Por Antonio Magalhães*
Vi ontem um bicho
Na imundície do pátio
Catando comida entre os detritos.
Quando achava alguma coisa,
Não examinava nem cheirava:
Engolia com voracidade.
O bicho não era um cão,
Não era um gato,
Não era um rato.
O bicho, meu Deus, era um homem.
O poeta pernambucano Manuel Bandeira (1886-1968) escreveu “O Bicho” em 1947 como dura crítica à realidade brasileira da época. O bicho/homem que escandalizou o poeta continua fazendo parte da tragédia nacional na segunda década do século 21. Vítima da desigualdade social, da insegurança alimentar, da falta de moradia, mazelas que nenhum governante nacional, estadual, municipal conseguiu resolver.
O vídeo que viralizou nas redes sociais de algumas mulheres vasculhando o caminhão de lixo em Fortaleza, Ceará, não traz nenhuma novidade para os habitantes das grandes cidades desse país. Todas as noites carroças circulam pelas ruas do Recife e adjacências recolhendo lixo reciclável que hoje é um meio de vida para catadores autônomos ou associados em cooperativas.
O estardalhaço dos “espantados do bem” com as mulheres cearenses, supostamente à cata de alimentos – fato não comprovável diante da distância da câmera do celular da ação -, passou a ser foco das redes sociais com o intuito claro e repetido com intensidade de atacar o Governo Federal sob a alegação que a pobreza agora buscava o lixo para se alimentar.
Não se pode desconhecer que a pandemia do vírus chinês agravou a situação econômica do país e principalmente das classes menos favorecidas. Escancarou, mais uma vez, o péssimo quadro da desigualdade social e econômica no Brasil.
Durante a primeira onda do coronavírus, no ano passado, mais de 30% dos 211,8 milhões de residentes nos 5.570 municípios brasileiros tiveram de ser socorridos pelo auxílio emergencial. De acordo com o IBGE, entre 67 e 68 milhões de brasileiros foram atendidos na primeira fase, com R$ 600 por três meses, e cerca de 57 milhões na segunda rodada, a partir de setembro, quando o auxílio foi reduzido para R$ 300.

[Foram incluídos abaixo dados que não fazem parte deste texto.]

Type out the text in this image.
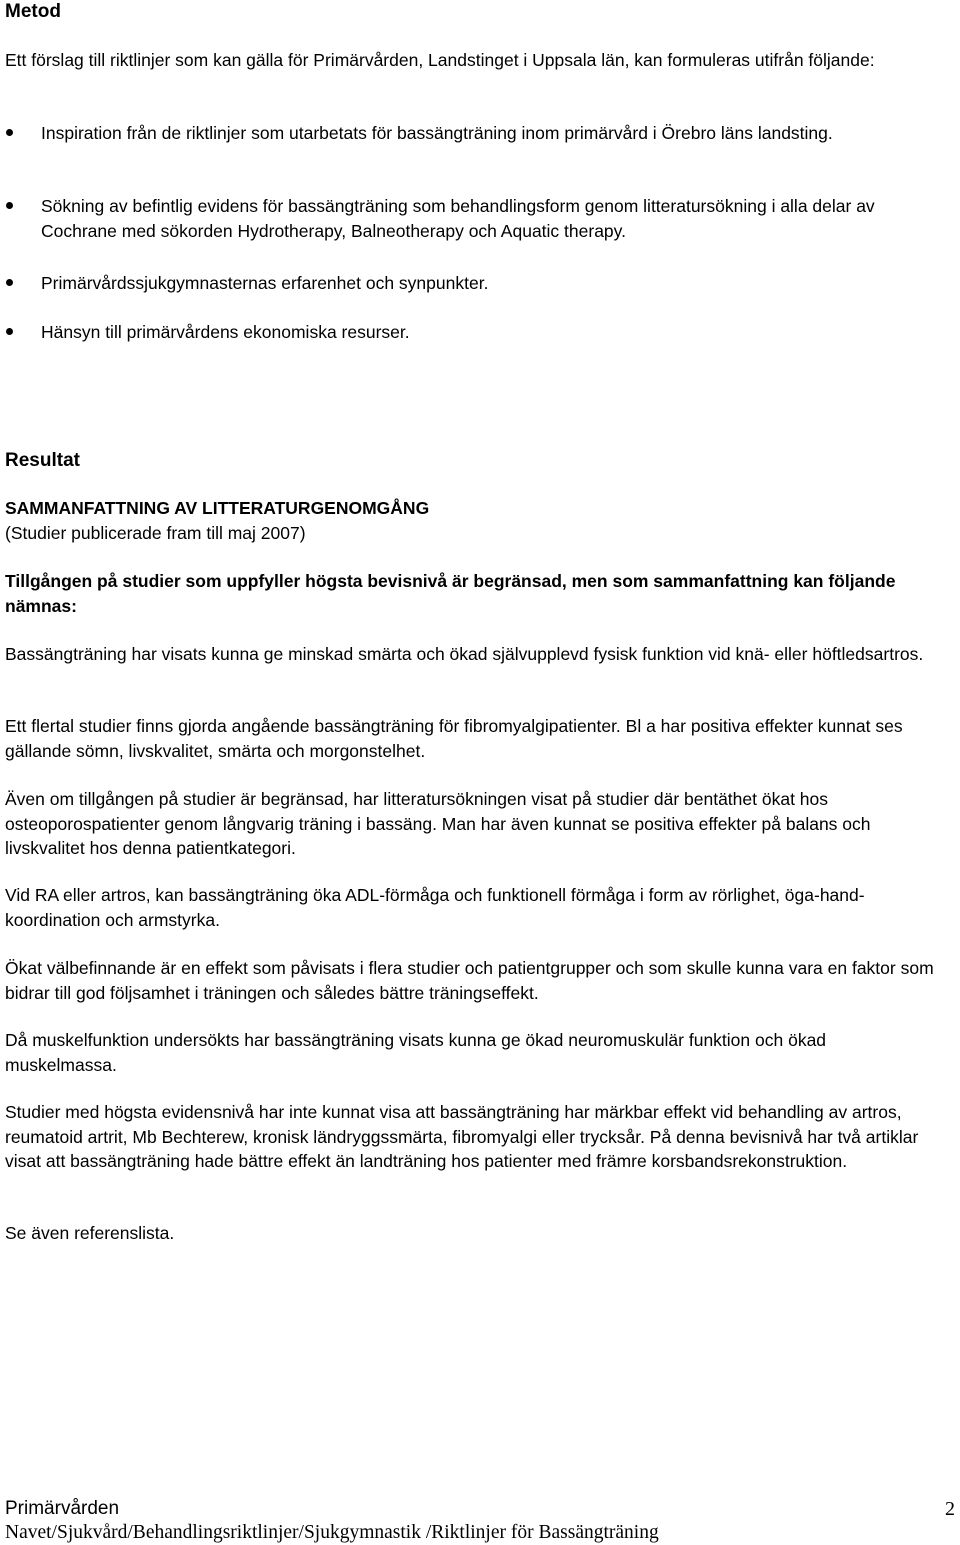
Metod

Ett förslag till riktlinjer som kan gälla för Primärvården, Landstinget i Uppsala län, kan formuleras utifrån följande:

Inspiration från de riktlinjer som utarbetats för bassängträning inom primärvård i Örebro läns landsting.
Sökning av befintlig evidens för bassängträning som behandlingsform genom litteratursökning i alla delar av Cochrane med sökorden Hydrotherapy, Balneotherapy och Aquatic therapy.
Primärvårdssjukgymnasternas erfarenhet och synpunkter.
Hänsyn till primärvårdens ekonomiska resurser.
Resultat
SAMMANFATTNING AV LITTERATURGENOMGÅNG
(Studier publicerade fram till maj 2007)

Tillgången på studier som uppfyller högsta bevisnivå är begränsad, men som sammanfattning kan följande nämnas:

Bassängträning har visats kunna ge minskad smärta och ökad självupplevd fysisk funktion vid knä- eller höftledsartros.

Ett flertal studier finns gjorda angående bassängträning för fibromyalgipatienter. Bl a har positiva effekter kunnat ses gällande sömn, livskvalitet, smärta och morgonstelhet.

Även om tillgången på studier är begränsad, har litteratursökningen visat på studier där bentäthet ökat hos osteoporospatienter genom långvarig träning i bassäng. Man har även kunnat se positiva effekter på balans och livskvalitet hos denna patientkategori.

Vid RA eller artros, kan bassängträning öka ADL-förmåga och funktionell förmåga i form av rörlighet, öga-hand-koordination och armstyrka.

Ökat välbefinnande är en effekt som påvisats i flera studier och patientgrupper och som skulle kunna vara en faktor som bidrar till god följsamhet i träningen och således bättre träningseffekt.

Då muskelfunktion undersökts har bassängträning visats kunna ge ökad neuromuskulär funktion och ökad muskelmassa.

Studier med högsta evidensnivå har inte kunnat visa att bassängträning har märkbar effekt vid behandling av artros, reumatoid artrit, Mb Bechterew, kronisk ländryggssmärta, fibromyalgi eller trycksår. På denna bevisnivå har två artiklar visat att bassängträning hade bättre effekt än landträning hos patienter med främre korsbandsrekonstruktion.

Se även referenslista.

Primärvården
Navet/Sjukvård/Behandlingsriktlinjer/Sjukgymnastik /Riktlinjer för Bassängträning
2
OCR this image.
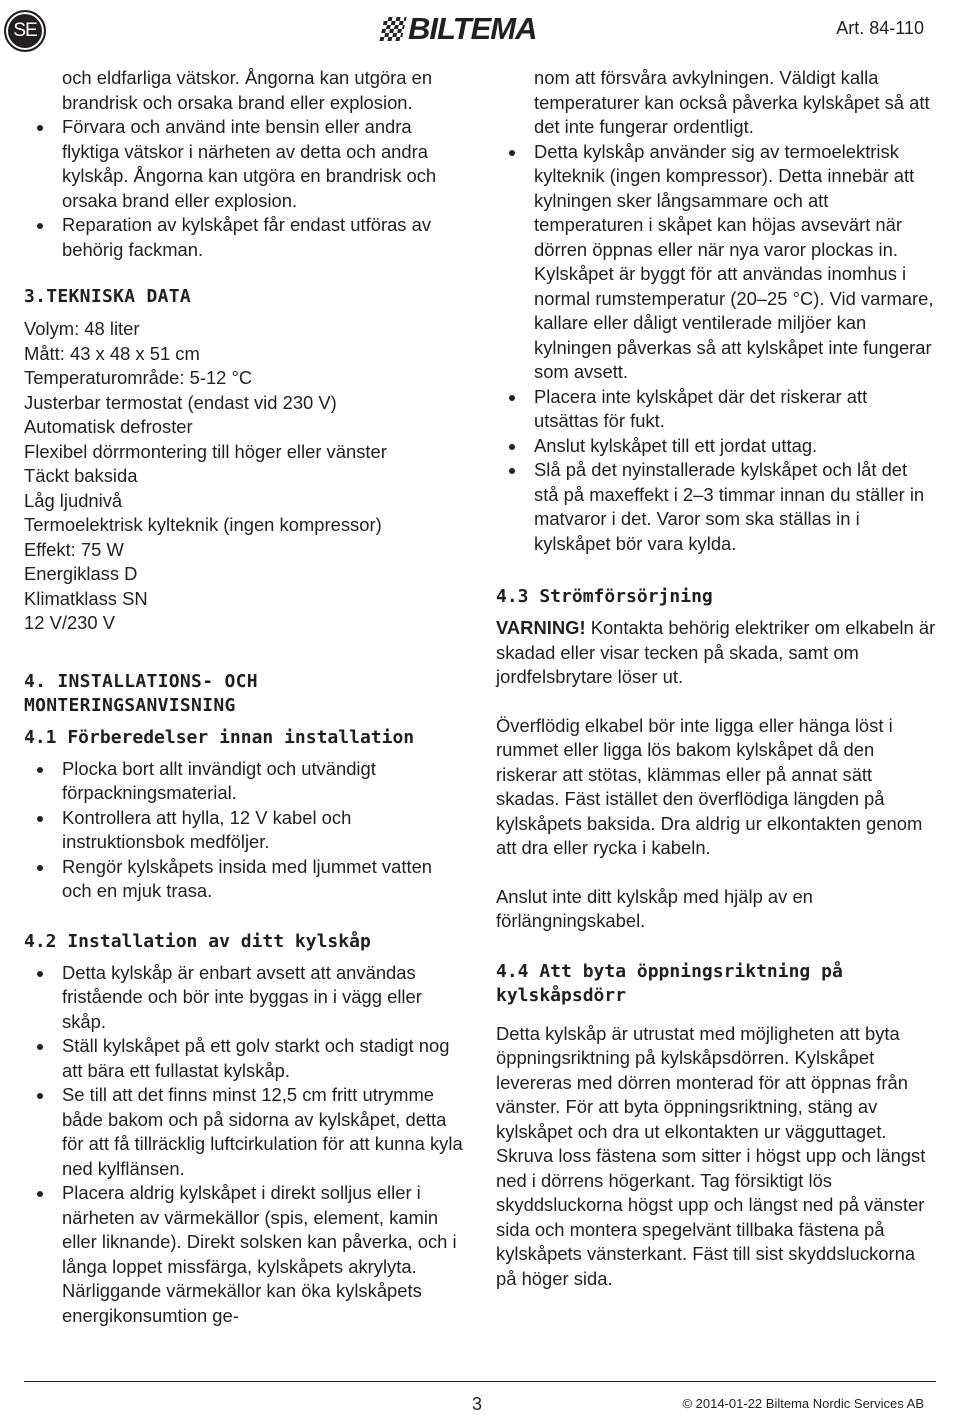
SE	BILTEMA	Art. 84-110
och eldfarliga vätskor. Ångorna kan utgöra en brandrisk och orsaka brand eller explosion.
Förvara och använd inte bensin eller andra flyktiga vätskor i närheten av detta och andra kylskåp. Ångorna kan utgöra en brandrisk och orsaka brand eller explosion.
Reparation av kylskåpet får endast utföras av behörig fackman.
3.TEKNISKA DATA
Volym: 48 liter
Mått: 43 x 48 x 51 cm
Temperaturområde: 5-12 °C
Justerbar termostat (endast vid 230 V)
Automatisk defroster
Flexibel dörrmontering till höger eller vänster
Täckt baksida
Låg ljudnivå
Termoelektrisk kylteknik (ingen kompressor)
Effekt: 75 W
Energiklass D
Klimatklass SN
12 V/230 V
4. INSTALLATIONS- OCH MONTERINGSANVISNING
4.1 Förberedelser innan installation
Plocka bort allt invändigt och utvändigt förpackningsmaterial.
Kontrollera att hylla, 12 V kabel och instruktionsbok medföljer.
Rengör kylskåpets insida med ljummet vatten och en mjuk trasa.
4.2 Installation av ditt kylskåp
Detta kylskåp är enbart avsett att användas fristående och bör inte byggas in i vägg eller skåp.
Ställ kylskåpet på ett golv starkt och stadigt nog att bära ett fullastat kylskåp.
Se till att det finns minst 12,5 cm fritt utrymme både bakom och på sidorna av kylskåpet, detta för att få tillräcklig luftcirkulation för att kunna kyla ned kylflänsen.
Placera aldrig kylskåpet i direkt solljus eller i närheten av värmekällor (spis, element, kamin eller liknande). Direkt solsken kan påverka, och i långa loppet missfärga, kylskåpets akrylyta. Närliggande värmekällor kan öka kylskåpets energikonsumtion ge-
nom att försvåra avkylningen. Väldigt kalla temperaturer kan också påverka kylskåpet så att det inte fungerar ordentligt.
Detta kylskåp använder sig av termoelektrisk kylteknik (ingen kompressor). Detta innebär att kylningen sker långsammare och att temperaturen i skåpet kan höjas avsevärt när dörren öppnas eller när nya varor plockas in. Kylskåpet är byggt för att användas inomhus i normal rumstemperatur (20–25 °C). Vid varmare, kallare eller dåligt ventilerade miljöer kan kylningen påverkas så att kylskåpet inte fungerar som avsett.
Placera inte kylskåpet där det riskerar att utsättas för fukt.
Anslut kylskåpet till ett jordat uttag.
Slå på det nyinstallerade kylskåpet och låt det stå på maxeffekt i 2–3 timmar innan du ställer in matvaror i det. Varor som ska ställas in i kylskåpet bör vara kylda.
4.3 Strömförsörjning

VARNING! Kontakta behörig elektriker om elkabeln är skadad eller visar tecken på skada, samt om jordfelsbrytare löser ut.

Överflödig elkabel bör inte ligga eller hänga löst i rummet eller ligga lös bakom kylskåpet då den riskerar att stötas, klämmas eller på annat sätt skadas. Fäst istället den överflödiga längden på kylskåpets baksida. Dra aldrig ur elkontakten genom att dra eller rycka i kabeln.

Anslut inte ditt kylskåp med hjälp av en förlängningskabel.

4.4 Att byta öppningsriktning på kylskåpsdörr

Detta kylskåp är utrustat med möjligheten att byta öppningsriktning på kylskåpsdörren. Kylskåpet levereras med dörren monterad för att öppnas från vänster. För att byta öppningsriktning, stäng av kylskåpet och dra ut elkontakten ur vägguttaget. Skruva loss fästena som sitter i högst upp och längst ned i dörrens högerkant. Tag försiktigt lös skyddsluckorna högst upp och längst ned på vänster sida och montera spegelvänt tillbaka fästena på kylskåpets vänsterkant. Fäst till sist skyddsluckorna på höger sida.

3	© 2014-01-22 Biltema Nordic Services AB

Ao longo da pandemia, os repasses do Governo Federal aos Estados e municípios somaram aproximadamente R$ 600 bilhões investidos em ações de enfrentamento ao coronavírus. Só com o Auxílio Financeiro Emergencial, um benefício pago diretamente às pessoas em situação de vulnerabilidade, foram encaminhados R$ 382 bilhões. Além de outras verbas beneficiando empresas para manterem os empregos.
Foram ações emergenciais que apenas amenizaram o problema numa determinada situação. A implantação agora em novembro do Auxílio Brasil pelo Governo Federal, pagando mensalmente R$ 400 a 17 milhões de famílias brasileiras, em substituição ao Bolsa Família, faz parte de um programa de renda mínima sempre abaixo do necessário. Só um pouco de alívio.
Mas o que estão fazendo os governantes estadual e municipal para aliviar a extrema carência que se vê na favelização crescente nas ruas do Recife. Por exemplo, a 50 metros do Palácio do Campo das Princesas, sede do Governo de Pernambuco, onde se consome os melhores alimentos e vinhos, a rua do Imperador abriga uma micro cidade de tendas e papelões de vulneráveis pernambucanos.
Qual a ação estadual ou municipal para recolher e atender esse pessoal. Do governo estadual nada se sabe. Da prefeitura da Capital, outra incógnita, mas se sabe que ela vai fazer uma reforma na orla de Boa Viagem e uma parceria público-privada, com investimentos de R$ 70 milhões para a instalação nas ruas do Recife de 100 relógios digitais com reconhecimento facial dos passantes.
Talvez só assim as autoridades possam ver virtualmente de perto faces de famintos e desassistidos, o bicho/homem que fala Manuel Bandeira. Do outro lado da tela estarão o bicho/burro, insensível ao que todos veem, e os “espantados do bem” que fazem da miséria alheia uma arma de ataque ao adversário político. Quando esses “espantados do bem” tiveram a chance de agir, pouco fizeram. Como bem definiu o jornalista Marcelo Tognozzi, são “os gigolôs da pobreza”. É isso.